From time to time you see a hare or a bird, completely unfazed by the presence of a human. All they do is hop off or move to another branch, dodging the poorly aimed stone tossed weakly at them. It’s torture, watching prey mock your attempts to hunt as you starve. The horizon is enough to drive you insane, blending in with the cloudless sky at some indistinguishable point in the distance—nothing, no sound, no houses, no roads. It must be the same loneliness the first men on earth felt. Agonizing. The earth is simply a grave, patiently awaiting its tribute.

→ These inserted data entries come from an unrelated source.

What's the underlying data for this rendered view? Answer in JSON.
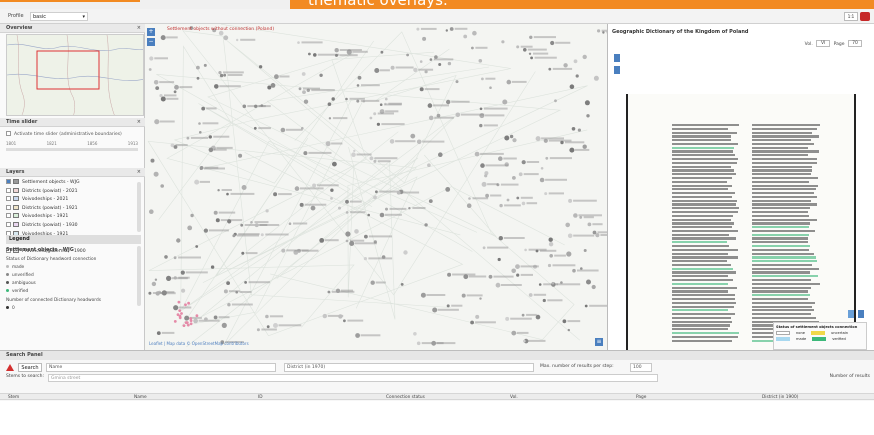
{
  "banner": {
    "text": "thematic overlays."
  },
  "topbar": {
    "profile_label": "Profile",
    "profile_value": "basic",
    "right_button": "1:1"
  },
  "overview": {
    "title": "Overview"
  },
  "time_slider": {
    "title": "Time slider",
    "checkbox_label": "Activate time slider (administrative boundaries)",
    "ticks": [
      "1801",
      "1821",
      "1856",
      "1913"
    ]
  },
  "layers": {
    "title": "Layers",
    "items": [
      "Settlement objects - WJG",
      "Districts (powiat) - 2021",
      "Voivodeships - 2021",
      "Districts (powiat) - 1921",
      "Voivodeships - 1921",
      "Districts (powiat) - 1930",
      "Voivodeships - 1921",
      "Districts (powiat) - 1930",
      "Provinces (gubernia) - 1900"
    ]
  },
  "legend": {
    "title": "Legend",
    "heading": "Settlement objects - WJG",
    "subheading": "Status of Dictionary headword connection",
    "entries": [
      "made",
      "unverified",
      "ambiguous",
      "verified"
    ],
    "footer": "Number of connected Dictionary headwords",
    "count_value": "0"
  },
  "map": {
    "title": "Settlement objects without connection (Poland)",
    "credit": "Leaflet | Map data © OpenStreetMap contributors"
  },
  "dictionary": {
    "title": "Geographic Dictionary of the Kingdom of Poland",
    "volume_label": "Vol.",
    "volume_value": "VI",
    "page_label": "Page",
    "page_value": "70",
    "connection_legend_title": "Status of settlement objects connection",
    "connection_states": [
      "none",
      "uncertain",
      "made",
      "verified"
    ]
  },
  "search": {
    "title": "Search Panel",
    "search_button": "Search",
    "name_label": "Name",
    "district_label": "District (in 1970)",
    "max_results_label": "Max. number of results per step:",
    "max_results_value": "100",
    "terms_label": "Stems to search:",
    "terms_placeholder": "Gmina street",
    "results_label": "Number of results",
    "columns": [
      "Stem",
      "Name",
      "ID",
      "Connection status",
      "Vol.",
      "Page",
      "District (in 1900)"
    ]
  },
  "colors": {
    "accent": "#f28a22",
    "map_background": "#f4f5f2",
    "ui_blue": "#4a7fbf",
    "verified_green": "#3cb87a",
    "warning_red": "#d32f2f"
  }
}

Elías walked for hours, like a zombie, shifting Anna from his arms to his shoulders until his body was numb, and then dropping to his knees or falling and pulling the girl along with him. Sometimes he was delirious for minutes at a time—which seemed like hours—gazing at the sky and not caring about anything, until Anna moaned or her grubby little fingers touched his face. Then, somehow, he would find the strength he didn’t know he still had and set off again. Moving onward, it didn’t matter where. To chase away the hunger he would think. And his only thought was of Irina, and the river where he’d let her drown to keep from being pulled under himself.
He conjured up the hazy scene that seemed so long ago: Irina sinking in the turbulent waters, him swimming to the surface, his lungs about to explode, the pages of her little book of poems floating in the water. One night he carved her name into the locket with a stone. He cried for a long time, contemplating the photo, contemplating Anna’s tiny trembling body. The girl was so weak she hardly moved or made a sound, as if some primitive instinct urged her to reduce all activity to a minimum in order to survive. And still they weren’t going to make it, Elías was fully aware of that. The girl would die before him, in a matter of days, if not hours. And then…then he could eat.